Abstract

Assisted reproductive technologies result in an abnormal luteal phase and additional support protocols are needed to ensure satisfactory implantation and ongoing pregnancy rates. This objective is especially crucial following single embryo transfer. Progesterone is the main component of luteal-phase support (LPS) therapy, and there is no significant difference in the efficacy of vaginal or intramuscular preparations regarding pregnancy rates. In the past, hCG was commonly used in luteal support regimes, but its use has declined due to concerns arising from an increased incidence of ovarian hyperstimulation syndrome (OHSS). The use of supplemental estrogen in LPS protocols remains controversial, and although some studies have suggested a benefit, the overall conclusion from available evidence does not indicate a definite improvement in outcome. A segmented approach to stimulation and transfer can be employed to antagonist protocol cycles using a GnRH agonist trigger in order to reduce the risk of OHSS in patients considered to be at high risk of this complication. This strategy employs elective cryopreservation of all embryos and delayed transfer in a subsequent cycle.

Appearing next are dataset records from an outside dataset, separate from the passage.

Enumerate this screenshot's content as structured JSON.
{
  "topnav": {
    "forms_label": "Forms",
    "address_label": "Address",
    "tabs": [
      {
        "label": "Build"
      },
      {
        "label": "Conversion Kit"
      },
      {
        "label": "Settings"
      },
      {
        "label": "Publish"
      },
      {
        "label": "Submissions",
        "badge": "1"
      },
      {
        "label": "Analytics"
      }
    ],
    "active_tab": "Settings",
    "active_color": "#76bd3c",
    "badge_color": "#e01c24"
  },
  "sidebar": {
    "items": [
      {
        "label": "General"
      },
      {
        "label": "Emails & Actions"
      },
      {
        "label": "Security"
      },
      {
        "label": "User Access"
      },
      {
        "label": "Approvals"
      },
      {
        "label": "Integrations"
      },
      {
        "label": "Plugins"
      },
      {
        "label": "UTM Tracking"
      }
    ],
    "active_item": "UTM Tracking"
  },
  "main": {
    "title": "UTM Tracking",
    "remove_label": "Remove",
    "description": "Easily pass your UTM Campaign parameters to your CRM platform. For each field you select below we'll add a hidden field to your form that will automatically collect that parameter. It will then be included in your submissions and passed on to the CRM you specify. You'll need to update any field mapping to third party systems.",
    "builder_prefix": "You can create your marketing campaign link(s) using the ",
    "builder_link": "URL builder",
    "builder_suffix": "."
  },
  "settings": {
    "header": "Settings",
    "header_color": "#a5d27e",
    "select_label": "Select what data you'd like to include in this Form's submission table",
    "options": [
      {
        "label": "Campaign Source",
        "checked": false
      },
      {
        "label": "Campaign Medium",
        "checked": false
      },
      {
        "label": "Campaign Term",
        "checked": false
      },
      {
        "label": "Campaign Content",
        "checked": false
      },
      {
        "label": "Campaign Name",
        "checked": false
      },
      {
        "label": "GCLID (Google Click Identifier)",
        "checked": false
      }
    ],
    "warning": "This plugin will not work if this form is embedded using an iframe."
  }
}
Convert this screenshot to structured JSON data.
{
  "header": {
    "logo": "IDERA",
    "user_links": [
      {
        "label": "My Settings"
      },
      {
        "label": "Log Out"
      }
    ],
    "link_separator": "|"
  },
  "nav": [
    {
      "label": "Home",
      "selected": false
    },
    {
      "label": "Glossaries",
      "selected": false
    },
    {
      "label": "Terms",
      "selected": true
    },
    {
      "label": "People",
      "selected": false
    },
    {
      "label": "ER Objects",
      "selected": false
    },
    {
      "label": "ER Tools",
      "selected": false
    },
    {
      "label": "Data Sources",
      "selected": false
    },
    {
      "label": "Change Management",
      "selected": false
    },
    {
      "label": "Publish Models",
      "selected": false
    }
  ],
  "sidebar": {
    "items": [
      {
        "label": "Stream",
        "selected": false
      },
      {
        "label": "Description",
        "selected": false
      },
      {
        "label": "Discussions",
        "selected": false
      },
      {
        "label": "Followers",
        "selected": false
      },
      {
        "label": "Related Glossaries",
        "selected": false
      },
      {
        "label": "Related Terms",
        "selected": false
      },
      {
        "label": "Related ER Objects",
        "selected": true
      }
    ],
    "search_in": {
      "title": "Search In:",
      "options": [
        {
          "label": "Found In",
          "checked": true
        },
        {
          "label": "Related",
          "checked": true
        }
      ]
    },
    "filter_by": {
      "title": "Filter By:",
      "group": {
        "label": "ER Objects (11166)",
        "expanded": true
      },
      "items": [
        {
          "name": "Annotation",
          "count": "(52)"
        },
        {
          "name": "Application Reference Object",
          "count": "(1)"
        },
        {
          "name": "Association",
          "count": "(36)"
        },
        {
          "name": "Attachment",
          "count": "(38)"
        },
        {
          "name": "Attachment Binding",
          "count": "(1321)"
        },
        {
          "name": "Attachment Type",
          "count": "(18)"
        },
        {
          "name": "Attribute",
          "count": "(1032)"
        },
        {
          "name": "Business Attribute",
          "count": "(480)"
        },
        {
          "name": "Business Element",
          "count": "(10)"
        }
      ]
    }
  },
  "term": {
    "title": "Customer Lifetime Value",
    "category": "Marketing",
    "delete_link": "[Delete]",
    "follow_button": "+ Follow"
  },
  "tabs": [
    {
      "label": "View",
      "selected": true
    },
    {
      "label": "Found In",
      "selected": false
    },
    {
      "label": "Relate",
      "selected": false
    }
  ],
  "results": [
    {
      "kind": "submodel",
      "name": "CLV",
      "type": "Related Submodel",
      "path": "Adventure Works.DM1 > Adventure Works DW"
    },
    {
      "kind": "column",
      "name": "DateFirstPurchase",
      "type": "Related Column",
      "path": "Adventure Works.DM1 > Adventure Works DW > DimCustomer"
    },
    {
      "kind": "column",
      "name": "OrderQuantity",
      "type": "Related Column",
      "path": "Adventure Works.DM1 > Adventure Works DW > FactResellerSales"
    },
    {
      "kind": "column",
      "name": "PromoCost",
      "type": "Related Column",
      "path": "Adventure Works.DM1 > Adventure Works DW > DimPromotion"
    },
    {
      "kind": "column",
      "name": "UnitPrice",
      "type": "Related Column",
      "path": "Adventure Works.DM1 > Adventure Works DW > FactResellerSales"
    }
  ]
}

Initial fresh transfers after the introduction of a GnRH agonist trigger protocol were associated with poor pregnancy rates. Recent studies have shown that intensive LPS regimes can achieve pregnancy rates comparable to standard hCG-triggered cycles, while maintaining an acceptable OHSS risk in certain patients. Frozen embryo transfer cycles bring different challenges for management of the luteal phase. Current data suggest no difference in outcome between hormonally medicated protocols or natural cycles and that no benefit is gained by adding progesterone to the luteal phase of modified natural treatment cycles. There is a shortage of data from prospective randomized trials to assess LPS in frozen–thawed treatment cycles, so additional research is needed to inform the decision-making process.